いつかあなたに還るまで
思わずあげそうになった悲鳴を慌てて両手で押さえ込む。
その代わりに全身が悲鳴を上げていた。ドクンドクンと太鼓を打ち鳴らしているように、全ての神経で脈を打っているのがわかる。
そうなるのも無理はない。
何故なら…
「ど…して…」
カーテンの隙間から差し込む光に照らされているのは、最後に見た時と全く変わらない美しい造形をした男性の寝顔。
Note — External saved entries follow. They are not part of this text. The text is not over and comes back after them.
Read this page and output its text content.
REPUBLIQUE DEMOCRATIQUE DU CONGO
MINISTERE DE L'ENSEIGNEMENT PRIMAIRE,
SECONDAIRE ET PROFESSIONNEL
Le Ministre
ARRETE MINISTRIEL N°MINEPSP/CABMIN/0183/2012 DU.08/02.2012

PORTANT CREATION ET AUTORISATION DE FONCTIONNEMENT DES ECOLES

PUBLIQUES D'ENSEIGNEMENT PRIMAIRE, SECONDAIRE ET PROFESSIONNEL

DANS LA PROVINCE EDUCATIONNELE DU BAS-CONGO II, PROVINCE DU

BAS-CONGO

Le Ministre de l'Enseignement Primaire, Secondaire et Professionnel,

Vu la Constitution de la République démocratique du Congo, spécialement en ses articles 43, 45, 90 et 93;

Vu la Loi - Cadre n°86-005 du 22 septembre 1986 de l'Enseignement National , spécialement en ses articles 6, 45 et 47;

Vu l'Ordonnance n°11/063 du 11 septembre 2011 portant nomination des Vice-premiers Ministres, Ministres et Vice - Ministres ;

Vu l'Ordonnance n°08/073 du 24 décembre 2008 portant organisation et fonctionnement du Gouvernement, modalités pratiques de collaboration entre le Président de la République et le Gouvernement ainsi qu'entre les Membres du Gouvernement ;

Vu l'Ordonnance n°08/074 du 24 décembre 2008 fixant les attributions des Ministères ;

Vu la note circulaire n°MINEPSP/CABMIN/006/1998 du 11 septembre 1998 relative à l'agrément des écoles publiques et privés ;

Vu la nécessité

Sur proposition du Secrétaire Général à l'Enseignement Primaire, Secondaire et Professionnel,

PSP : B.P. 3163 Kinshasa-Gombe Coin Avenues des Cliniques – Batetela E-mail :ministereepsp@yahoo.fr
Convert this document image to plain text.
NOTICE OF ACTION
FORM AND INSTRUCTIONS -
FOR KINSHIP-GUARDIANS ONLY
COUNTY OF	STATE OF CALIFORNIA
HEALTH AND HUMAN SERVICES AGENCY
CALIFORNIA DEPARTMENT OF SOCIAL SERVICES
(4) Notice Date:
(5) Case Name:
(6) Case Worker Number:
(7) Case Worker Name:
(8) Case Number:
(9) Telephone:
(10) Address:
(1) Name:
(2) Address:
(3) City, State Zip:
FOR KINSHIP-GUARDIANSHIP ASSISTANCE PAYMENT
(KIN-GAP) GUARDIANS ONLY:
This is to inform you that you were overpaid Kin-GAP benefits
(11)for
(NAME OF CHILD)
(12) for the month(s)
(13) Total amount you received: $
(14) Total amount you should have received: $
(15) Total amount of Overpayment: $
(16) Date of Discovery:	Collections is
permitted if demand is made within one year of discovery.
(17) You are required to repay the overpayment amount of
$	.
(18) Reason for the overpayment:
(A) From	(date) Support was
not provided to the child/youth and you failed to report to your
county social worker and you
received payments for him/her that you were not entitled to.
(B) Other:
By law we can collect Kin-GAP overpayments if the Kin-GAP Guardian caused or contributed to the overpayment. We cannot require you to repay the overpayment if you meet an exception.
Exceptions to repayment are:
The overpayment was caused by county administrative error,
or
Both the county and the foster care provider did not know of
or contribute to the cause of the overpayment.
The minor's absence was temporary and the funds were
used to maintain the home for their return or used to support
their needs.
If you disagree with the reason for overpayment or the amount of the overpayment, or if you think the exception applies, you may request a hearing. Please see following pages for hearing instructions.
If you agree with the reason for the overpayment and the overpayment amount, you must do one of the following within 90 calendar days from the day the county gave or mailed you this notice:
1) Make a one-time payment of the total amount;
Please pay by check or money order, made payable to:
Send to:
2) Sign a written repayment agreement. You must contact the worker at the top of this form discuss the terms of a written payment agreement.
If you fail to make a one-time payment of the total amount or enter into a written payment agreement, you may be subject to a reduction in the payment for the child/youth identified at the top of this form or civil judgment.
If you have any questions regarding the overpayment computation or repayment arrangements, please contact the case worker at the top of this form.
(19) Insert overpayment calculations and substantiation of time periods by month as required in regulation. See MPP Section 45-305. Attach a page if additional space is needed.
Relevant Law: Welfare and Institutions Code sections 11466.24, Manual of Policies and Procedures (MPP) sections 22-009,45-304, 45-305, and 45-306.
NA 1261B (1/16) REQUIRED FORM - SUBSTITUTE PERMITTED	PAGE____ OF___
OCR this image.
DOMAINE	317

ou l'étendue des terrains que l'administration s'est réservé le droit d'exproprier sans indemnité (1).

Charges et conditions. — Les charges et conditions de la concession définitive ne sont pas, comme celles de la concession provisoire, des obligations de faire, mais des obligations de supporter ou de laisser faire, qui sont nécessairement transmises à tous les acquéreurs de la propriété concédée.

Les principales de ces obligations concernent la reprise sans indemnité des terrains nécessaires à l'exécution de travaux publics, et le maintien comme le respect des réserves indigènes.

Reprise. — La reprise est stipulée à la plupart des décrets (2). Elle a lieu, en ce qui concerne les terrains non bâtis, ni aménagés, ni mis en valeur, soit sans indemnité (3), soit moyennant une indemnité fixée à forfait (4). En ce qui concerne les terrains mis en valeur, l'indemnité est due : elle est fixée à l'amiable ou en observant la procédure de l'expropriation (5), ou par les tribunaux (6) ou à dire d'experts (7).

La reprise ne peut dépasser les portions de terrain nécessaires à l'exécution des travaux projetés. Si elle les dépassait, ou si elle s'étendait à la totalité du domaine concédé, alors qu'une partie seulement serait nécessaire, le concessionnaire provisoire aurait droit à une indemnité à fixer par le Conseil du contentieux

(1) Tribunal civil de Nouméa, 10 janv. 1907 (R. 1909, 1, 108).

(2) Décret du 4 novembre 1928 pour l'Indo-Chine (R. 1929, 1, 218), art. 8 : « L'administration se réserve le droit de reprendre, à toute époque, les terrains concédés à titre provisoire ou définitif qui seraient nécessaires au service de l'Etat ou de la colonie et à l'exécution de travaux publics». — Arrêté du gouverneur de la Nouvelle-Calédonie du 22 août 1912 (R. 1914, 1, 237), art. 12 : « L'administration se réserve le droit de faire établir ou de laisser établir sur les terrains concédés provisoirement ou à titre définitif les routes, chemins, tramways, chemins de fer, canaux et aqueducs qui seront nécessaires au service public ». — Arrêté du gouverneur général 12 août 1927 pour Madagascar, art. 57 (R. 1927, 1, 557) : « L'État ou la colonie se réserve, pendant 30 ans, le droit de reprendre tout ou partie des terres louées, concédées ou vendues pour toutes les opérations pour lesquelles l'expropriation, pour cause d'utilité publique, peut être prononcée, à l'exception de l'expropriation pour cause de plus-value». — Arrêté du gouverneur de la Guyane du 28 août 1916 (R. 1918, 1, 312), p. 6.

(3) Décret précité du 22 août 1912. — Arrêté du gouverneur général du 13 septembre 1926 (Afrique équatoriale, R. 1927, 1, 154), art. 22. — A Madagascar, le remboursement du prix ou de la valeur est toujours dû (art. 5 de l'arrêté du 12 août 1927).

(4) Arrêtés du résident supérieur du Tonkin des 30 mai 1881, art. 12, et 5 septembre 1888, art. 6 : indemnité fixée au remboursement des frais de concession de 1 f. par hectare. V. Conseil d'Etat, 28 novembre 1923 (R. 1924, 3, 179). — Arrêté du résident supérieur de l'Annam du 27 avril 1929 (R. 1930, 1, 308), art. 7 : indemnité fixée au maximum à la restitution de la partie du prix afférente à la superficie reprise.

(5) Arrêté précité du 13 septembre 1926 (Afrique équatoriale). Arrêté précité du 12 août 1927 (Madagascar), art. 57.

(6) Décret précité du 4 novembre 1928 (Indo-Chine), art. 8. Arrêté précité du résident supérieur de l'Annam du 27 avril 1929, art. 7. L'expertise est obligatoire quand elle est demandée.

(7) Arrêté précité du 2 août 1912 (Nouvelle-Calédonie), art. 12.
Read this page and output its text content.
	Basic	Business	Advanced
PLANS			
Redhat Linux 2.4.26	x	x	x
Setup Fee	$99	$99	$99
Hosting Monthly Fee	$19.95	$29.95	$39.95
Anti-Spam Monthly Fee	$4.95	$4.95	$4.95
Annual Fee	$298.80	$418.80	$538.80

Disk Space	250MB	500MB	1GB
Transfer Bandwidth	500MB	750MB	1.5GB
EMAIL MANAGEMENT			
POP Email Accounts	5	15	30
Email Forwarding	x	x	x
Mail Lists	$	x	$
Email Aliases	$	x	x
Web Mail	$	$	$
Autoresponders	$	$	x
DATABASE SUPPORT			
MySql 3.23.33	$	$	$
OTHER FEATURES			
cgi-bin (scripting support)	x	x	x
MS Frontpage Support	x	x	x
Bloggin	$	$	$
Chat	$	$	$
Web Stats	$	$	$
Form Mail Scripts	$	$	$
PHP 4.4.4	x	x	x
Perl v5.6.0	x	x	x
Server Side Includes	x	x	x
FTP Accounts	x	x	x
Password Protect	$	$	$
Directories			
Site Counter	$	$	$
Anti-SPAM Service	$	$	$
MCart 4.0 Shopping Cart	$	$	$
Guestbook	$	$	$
けれど問題はそこではない。志保を激しい混乱に陥れているのは、そんな男性に何故か自分が密着しており、しかも包み込まれるようにして抱きしめられているというこの状況こそだ。
ドクン、ドクン、ドクン、ドクンッ…!
どうして? 何故? どうして? 何故?
ぐるぐるエンドレスに同じ疑問が浮かんでは消える。
昨夜リビングにいたら寝室から苦しそうな声が聞こえてきた。心配になって見に来てみればやはり彼はうなされていて。必死に声をかけたけれどそれでも苦しそうで…どうすればいいのだろうと狼狽えていたら、おもむろに彼が手を伸ばした。
何かを掴むように前に、前に。
その姿が苦しそうで、そして悲しそうで…
堪らずに、気が付けば私はその手を握りしめていた。